I did offer to help but maybe he wanted to prove something or maybe he was just being a gent because he insisted on carrying on. By the time we went past the hotel, the kids had gone inside and when we finally got to the bottom of the hill, the butcher was waiting for us.
We loaded up all the meat and poultry into the wheelbarrow, wrapping it up in Nick’s coat so its packaging didn’t tear on the rough bottom of the barrow, and we watched the butcher’s van drive away.
Nick stood for a moment, hands on his hips, his breath gusting out in big steamy clouds.
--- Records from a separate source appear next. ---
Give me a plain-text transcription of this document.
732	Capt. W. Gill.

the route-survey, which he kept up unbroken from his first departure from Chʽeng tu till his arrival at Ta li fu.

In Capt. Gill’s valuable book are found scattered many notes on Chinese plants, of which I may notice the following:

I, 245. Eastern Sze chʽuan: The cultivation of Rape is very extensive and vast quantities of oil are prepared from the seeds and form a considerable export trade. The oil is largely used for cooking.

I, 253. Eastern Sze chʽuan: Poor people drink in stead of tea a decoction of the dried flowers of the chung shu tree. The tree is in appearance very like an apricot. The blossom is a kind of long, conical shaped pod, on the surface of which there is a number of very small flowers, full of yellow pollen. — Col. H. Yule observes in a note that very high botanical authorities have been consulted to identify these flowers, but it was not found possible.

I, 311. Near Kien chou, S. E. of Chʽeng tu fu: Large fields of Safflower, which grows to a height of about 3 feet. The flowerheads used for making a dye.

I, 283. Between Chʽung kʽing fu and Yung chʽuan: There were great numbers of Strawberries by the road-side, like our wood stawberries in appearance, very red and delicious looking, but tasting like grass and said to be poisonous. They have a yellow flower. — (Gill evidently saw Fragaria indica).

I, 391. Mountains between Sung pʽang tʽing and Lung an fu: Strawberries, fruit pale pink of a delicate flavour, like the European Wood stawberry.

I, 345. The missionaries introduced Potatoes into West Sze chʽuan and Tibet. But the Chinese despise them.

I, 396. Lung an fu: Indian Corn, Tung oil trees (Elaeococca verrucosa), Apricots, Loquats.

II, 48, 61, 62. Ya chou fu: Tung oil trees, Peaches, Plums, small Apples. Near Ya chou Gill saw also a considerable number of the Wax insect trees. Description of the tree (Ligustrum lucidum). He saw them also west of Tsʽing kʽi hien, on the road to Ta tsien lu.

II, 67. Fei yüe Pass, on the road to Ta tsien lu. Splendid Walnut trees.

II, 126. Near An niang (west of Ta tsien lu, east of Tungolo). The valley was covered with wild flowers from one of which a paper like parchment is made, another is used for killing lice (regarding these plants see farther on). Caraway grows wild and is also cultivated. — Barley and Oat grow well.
‘In my mind, this seemed a lot easier,’ I admitted apologetically.
‘It was a good idea,’ he insisted. Little curls of hair were clinging to his forehead and I couldn’t resist the impulse to unstick them and push them back. But when I touched him, the tingle was undercut with anxiety and I pulled my hand back again quickly.
‘Maybe on the way up we should take a handle each and push together,’ I suggested.
‘Okay.’ He looked at me for an extra beat, as though he was thinking of saying or asking something else, but then he grabbed the handle of the wheelbarrow.